Putting It All Together
To show how spec, proof, and exec code work together, consider the example
below of computing the n-th triangular number.
We’ll cover this example and the features it uses in more detail in Chapter 4,
so for now, let’s focus on the high-level structure of the code.
We use a spec function triangle to mathematically define our specification using natural numbers (nat)
and a recursive description. We then write a more efficient iterative implementation
as the exec function loop_triangle (recall that exec is the default mode for functions).
We connect the correctness of loop_triangle’s return value to our mathematical specification
in loop_triangle’s ensures clause.
However, to successfully verify loop_triangle, we need a few more things. First, in executable
code, we have to worry about the possibility of arithmetic overflow. To keep things simple here,
we add a precondition to loop_triangle saying that the result needs to be less than one million,
which means it will certainly fit into a u32.
We also need to translate the knowledge that the final triangle result fits in a u32
into the knowledge that each individual step of computing the result won’t overflow,
i.e., that computing sum = sum + idx won’t overflow. We can do this by showing
that triangle is monotonic; i.e., if you increase the argument to triangle, the result increases too.
Showing this property requires an inductive proof. We cover inductive proofs
later; the important thing here is that we can do this proof using a proof function
(triangle_is_monotonic). To invoke the results of our proof in our exec implementation,
we assert that the new sum fits, and as
justification, we an invoke our proof with the relevant arguments.
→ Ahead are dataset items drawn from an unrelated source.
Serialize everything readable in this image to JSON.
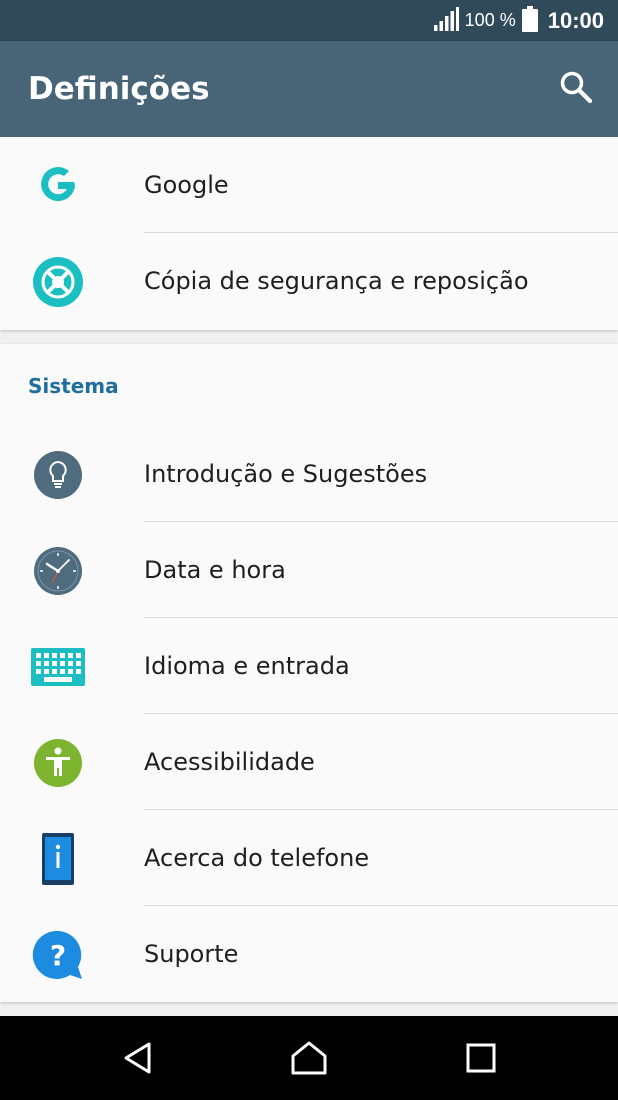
{
  "status_bar": {
    "battery_percent": "100 %",
    "time": "10:00"
  },
  "app_bar": {
    "title": "Definições"
  },
  "top_items": [
    {
      "label": "Google",
      "icon": "google-icon"
    },
    {
      "label": "Cópia de segurança e reposição",
      "icon": "backup-reset-icon"
    }
  ],
  "system_section": {
    "header": "Sistema",
    "items": [
      {
        "label": "Introdução e Sugestões",
        "icon": "lightbulb-icon"
      },
      {
        "label": "Data e hora",
        "icon": "clock-icon"
      },
      {
        "label": "Idioma e entrada",
        "icon": "keyboard-icon"
      },
      {
        "label": "Acessibilidade",
        "icon": "accessibility-icon"
      },
      {
        "label": "Acerca do telefone",
        "icon": "phone-info-icon"
      },
      {
        "label": "Suporte",
        "icon": "support-icon"
      }
    ]
  },
  "colors": {
    "status_bar": "#304a5a",
    "app_bar": "#476577",
    "section_header": "#1f6e9e",
    "teal": "#1bbfc2",
    "slate": "#4f6b7e",
    "green": "#7cb32f",
    "blue": "#1d8ce0"
  }
}
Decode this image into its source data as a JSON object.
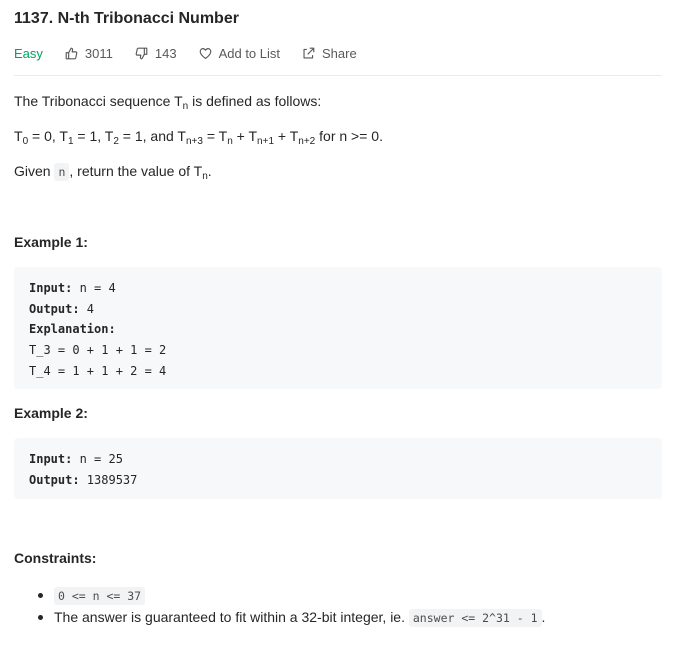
{
  "problem": {
    "title": "1137. N-th Tribonacci Number",
    "difficulty": "Easy",
    "likes": "3011",
    "dislikes": "143",
    "add_to_list_label": "Add to List",
    "share_label": "Share",
    "difficulty_color": "#00a35c"
  },
  "description": {
    "p1_text": "The Tribonacci sequence T",
    "p1_sub": "n",
    "p1_rest": " is defined as follows:",
    "p2": {
      "t0": "T",
      "t0_sub": "0",
      "t0_text": " = 0, T",
      "t1_sub": "1",
      "t1_text": " = 1, T",
      "t2_sub": "2",
      "t2_text": " = 1, and T",
      "tn3_sub": "n+3",
      "tn3_text": " = T",
      "tn_sub": "n",
      "tn_text": " + T",
      "tn1_sub": "n+1",
      "tn1_text": " + T",
      "tn2_sub": "n+2",
      "tail": " for n >= 0."
    },
    "p3_prefix": "Given ",
    "p3_code": "n",
    "p3_mid": ", return the value of T",
    "p3_sub": "n",
    "p3_end": "."
  },
  "examples": [
    {
      "heading": "Example 1:",
      "input_label": "Input:",
      "input_value": " n = 4",
      "output_label": "Output:",
      "output_value": " 4",
      "explanation_label": "Explanation:",
      "explanation_lines": [
        "T_3 = 0 + 1 + 1 = 2",
        "T_4 = 1 + 1 + 2 = 4"
      ]
    },
    {
      "heading": "Example 2:",
      "input_label": "Input:",
      "input_value": " n = 25",
      "output_label": "Output:",
      "output_value": " 1389537"
    }
  ],
  "constraints": {
    "heading": "Constraints:",
    "c1_code": "0 <= n <= 37",
    "c2_text": "The answer is guaranteed to fit within a 32-bit integer, ie. ",
    "c2_code": "answer <= 2^31 - 1",
    "c2_end": "."
  },
  "icons": {
    "like": "thumbs-up-icon",
    "dislike": "thumbs-down-icon",
    "add_to_list": "heart-icon",
    "share": "share-icon"
  }
}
At the
call site, Verus will check that the preconditions for triangle_is_monotonic
hold and then assume that the postconditions hold.
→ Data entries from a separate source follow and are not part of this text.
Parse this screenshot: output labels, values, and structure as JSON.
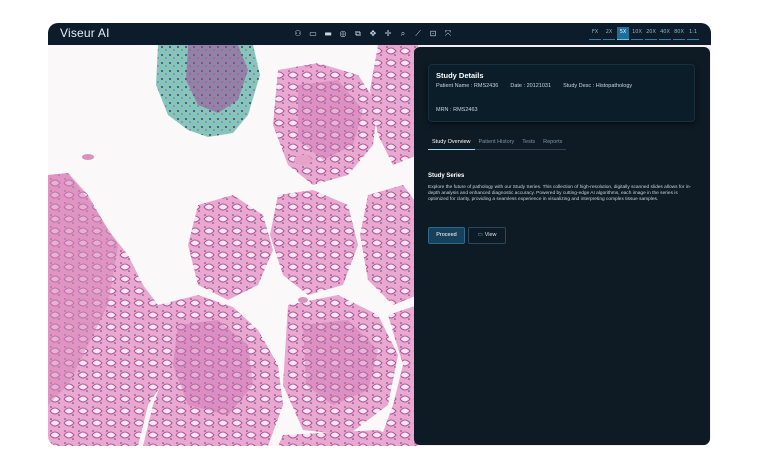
{
  "app": {
    "logo": "Viseur AI"
  },
  "toolbar": {
    "tools": [
      {
        "name": "user-icon",
        "glyph": "⚇"
      },
      {
        "name": "rectangle-icon",
        "glyph": "▭"
      },
      {
        "name": "filled-rect-icon",
        "glyph": "▬"
      },
      {
        "name": "target-icon",
        "glyph": "◎"
      },
      {
        "name": "crop-icon",
        "glyph": "⧉"
      },
      {
        "name": "move-icon",
        "glyph": "✥"
      },
      {
        "name": "crosshair-icon",
        "glyph": "✛"
      },
      {
        "name": "search-icon",
        "glyph": "⌕"
      },
      {
        "name": "ruler-icon",
        "glyph": "⟋"
      },
      {
        "name": "focus-icon",
        "glyph": "⊡"
      },
      {
        "name": "expand-icon",
        "glyph": "⤧"
      }
    ],
    "magnifications": [
      {
        "label": "FX",
        "active": false
      },
      {
        "label": "2X",
        "active": false
      },
      {
        "label": "5X",
        "active": true
      },
      {
        "label": "10X",
        "active": false
      },
      {
        "label": "20X",
        "active": false
      },
      {
        "label": "40X",
        "active": false
      },
      {
        "label": "80X",
        "active": false
      },
      {
        "label": "1:1",
        "active": false
      }
    ]
  },
  "study": {
    "title": "Study Details",
    "patient_name": "Patient Name : RMS2436",
    "date": "Date : 20121031",
    "study_desc": "Study Desc : Histopathology",
    "mrn": "MRN : RMS2463"
  },
  "tabs": [
    "Study Overview",
    "Patient History",
    "Tests",
    "Reports"
  ],
  "active_tab": 0,
  "overview": {
    "title": "Study Series",
    "description": "Explore the future of pathology with our Study Series. This collection of high-resolution, digitally scanned slides allows for in-depth analysis and enhanced diagnostic accuracy. Powered by cutting-edge AI algorithms, each image in the series is optimized for clarity, providing a seamless experience in visualizing and interpreting complex tissue samples.",
    "proceed_label": "Proceed",
    "view_label": "View"
  },
  "colors": {
    "topbar": "#0c1c2b",
    "panel": "#0e1a24",
    "accent": "#1e6e96",
    "tissue_pink": "#e6a3c8",
    "tissue_purple": "#8a3e92",
    "tissue_teal": "#7fc1b6"
  }
}
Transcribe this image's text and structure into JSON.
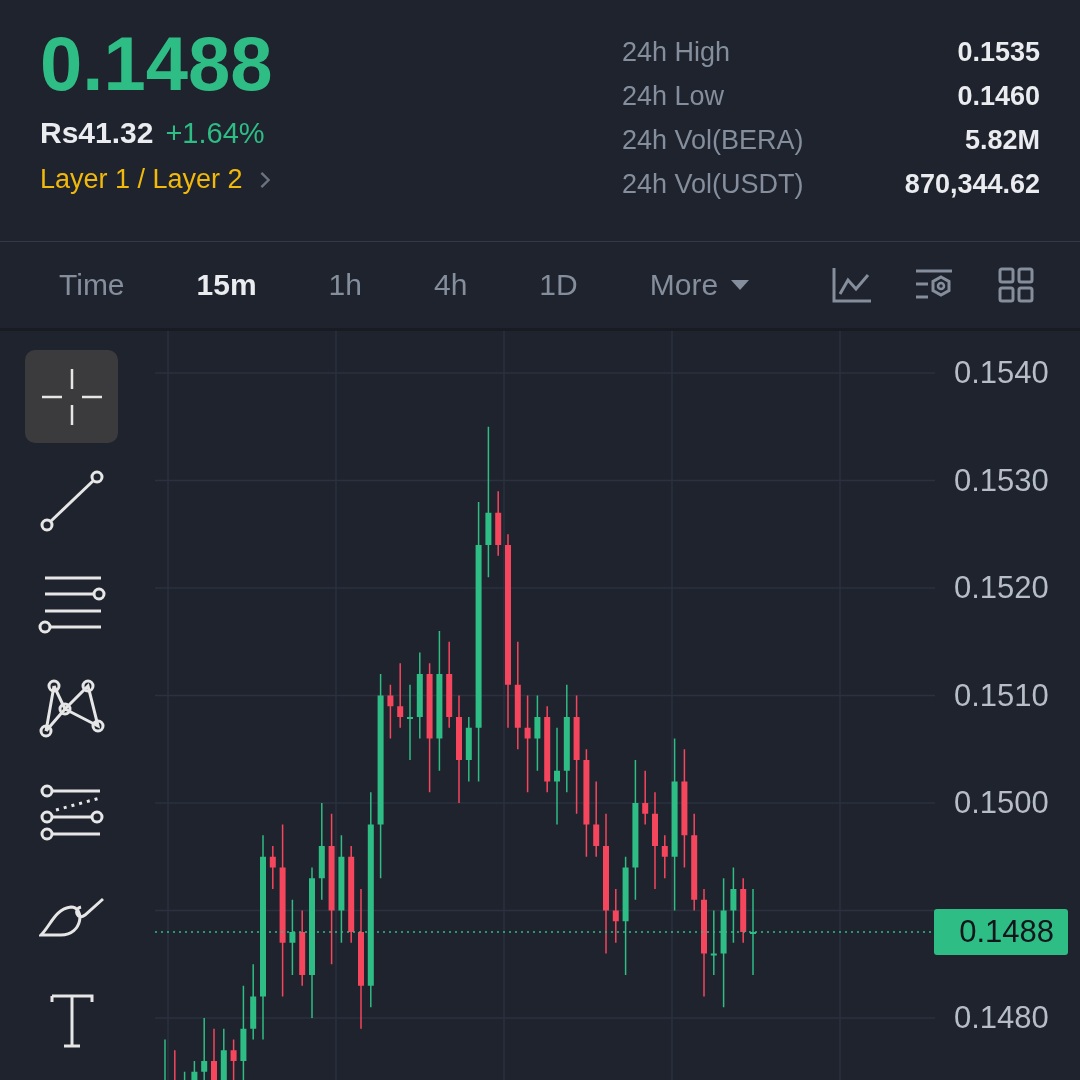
{
  "ticker": {
    "price": "0.1488",
    "local_price": "Rs41.32",
    "change": "+1.64%",
    "category": "Layer 1 / Layer 2"
  },
  "stats": [
    {
      "label": "24h High",
      "value": "0.1535"
    },
    {
      "label": "24h Low",
      "value": "0.1460"
    },
    {
      "label": "24h Vol(BERA)",
      "value": "5.82M"
    },
    {
      "label": "24h Vol(USDT)",
      "value": "870,344.62"
    }
  ],
  "intervals": [
    {
      "label": "Time",
      "selected": false,
      "kind": "plain"
    },
    {
      "label": "15m",
      "selected": true,
      "kind": "plain"
    },
    {
      "label": "1h",
      "selected": false,
      "kind": "plain"
    },
    {
      "label": "4h",
      "selected": false,
      "kind": "plain"
    },
    {
      "label": "1D",
      "selected": false,
      "kind": "plain"
    },
    {
      "label": "More",
      "selected": false,
      "kind": "dropdown"
    }
  ],
  "tools": [
    {
      "kind": "crosshair",
      "selected": true
    },
    {
      "kind": "line",
      "selected": false
    },
    {
      "kind": "lines",
      "selected": false
    },
    {
      "kind": "pattern",
      "selected": false
    },
    {
      "kind": "channel",
      "selected": false
    },
    {
      "kind": "brush",
      "selected": false
    },
    {
      "kind": "text",
      "selected": false
    }
  ],
  "chart": {
    "price_axis": [
      "0.1540",
      "0.1530",
      "0.1520",
      "0.1510",
      "0.1500",
      "0.1480"
    ],
    "last_price": "0.1488"
  }
}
Finally, our implementation uses a while loop, which means it requires some loop invariants, which we cover later.
spec fn triangle(n: nat) -> nat
decreases n,
{
if n == 0 {
0
} else {
n + triangle((n - 1) as nat)
}
}
proof fn triangle_is_monotonic(i: nat, j: nat)
ensures
i <= j ==> triangle(i) <= triangle(j),
decreases j,
{
// We prove the statement `i <= j ==> triangle(i) <= triangle(j)`
// by induction on `j`.
if j == 0 {
// The base case (`j == 0`) is trivial since it's only
// necessary to reason about when `i` and `j` are both 0.
// So no proof lines are needed for this case.
}
else {
// In the induction step, we can assume the statement is true
// for `j - 1`. In Verus, we can get that fact into scope with
// a recursive call substituting `j - 1` for `j`.
triangle_is_monotonic(i, (j - 1) as nat);
// Once we know it's true for `j - 1`, the rest of the proof
// is trivial.
}
}
fn loop_triangle(n: u32) -> (sum: u32)
requires
triangle(n as nat) < 0x1_0000_0000,
ensures
sum == triangle(n as nat),
{
let mut sum: u32 = 0;
let mut idx: u32 = 0;
while idx < n
invariant
idx <= n,
sum == triangle(idx as nat),
triangle(n as nat) < 0x1_0000_0000,
decreases n - idx,
{
idx = idx + 1;
assert(sum + idx < 0x1_0000_0000) by {
triangle_is_monotonic(idx as nat, n as nat);
}
sum = sum + idx;
}
sum
}